If you have ever tried to use PHP to process CSV files that contain non-ASCII characters, you know there is a problem out there with lots of solutions that may or may not work. Mostly the latter from what I can tell. Herewith some comments from a PHP command line program that I use to populate a PostgreSQL table with data derived from a spreadsheet.

This is all command-line stuff under OS X.
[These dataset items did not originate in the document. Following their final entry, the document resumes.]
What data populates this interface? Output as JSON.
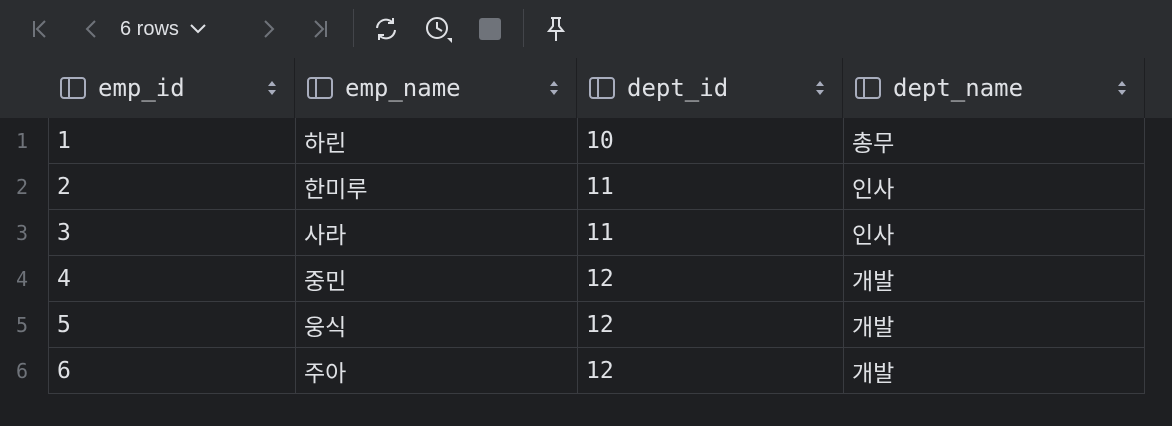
{
  "toolbar": {
    "rows_label": "6 rows"
  },
  "columns": [
    {
      "label": "emp_id"
    },
    {
      "label": "emp_name"
    },
    {
      "label": "dept_id"
    },
    {
      "label": "dept_name"
    }
  ],
  "rows": [
    {
      "num": "1",
      "cells": [
        "1",
        "하린",
        "10",
        "총무"
      ]
    },
    {
      "num": "2",
      "cells": [
        "2",
        "한미루",
        "11",
        "인사"
      ]
    },
    {
      "num": "3",
      "cells": [
        "3",
        "사라",
        "11",
        "인사"
      ]
    },
    {
      "num": "4",
      "cells": [
        "4",
        "중민",
        "12",
        "개발"
      ]
    },
    {
      "num": "5",
      "cells": [
        "5",
        "웅식",
        "12",
        "개발"
      ]
    },
    {
      "num": "6",
      "cells": [
        "6",
        "주아",
        "12",
        "개발"
      ]
    }
  ]
}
* All CSV files that I have examined had invalid character codes for non-ASCII characters. They
* are not UTF anything, not ISO-8859-1, not anything that I can decipher. Example: the non-ASCII
* character eacute (é) is 0x00E9 in UTF-16, 0xC3A9 in UTF-8, or 0xE9 in ISO-8859-1.
*
* But the CSV files generated by Excel and/or Numbers use 0x8e for this character. Bummer.
*
* But examining an XLS spreadsheet in Excel or Numbers shows the proper characters before
* saving the file in CSV format, so the problem is not bad data coming in. What happens during the
* xls-to-csv conversion remains a mystery to me.
*
* Excel can export a spreadsheet in TXT format, which uses tabs instead of commas to separate
* the values. In this case, non-ASCII characters are generated correctly, but PHP cannot read
* the file correctly. (There might be a way to use the setlocale() function to get it to work,
* but I was unable to do so.)
*
* A dump of TXT files exported by Excel revealed that the file is in UTF-16LE format (on this
* Intel-based computer; mabye UTF-16BE on another type of processor). I used the command line,
* iconv -f UTF-16LE file.txt > file.tsv
* to generate the TSV file that is read by the program. I used the second argument to
* fgetcsv() to make the separators be tabs instead of commas.
*
* <hyperbole>After little more than a week of full-time effort</hyperbole>, it seems to work.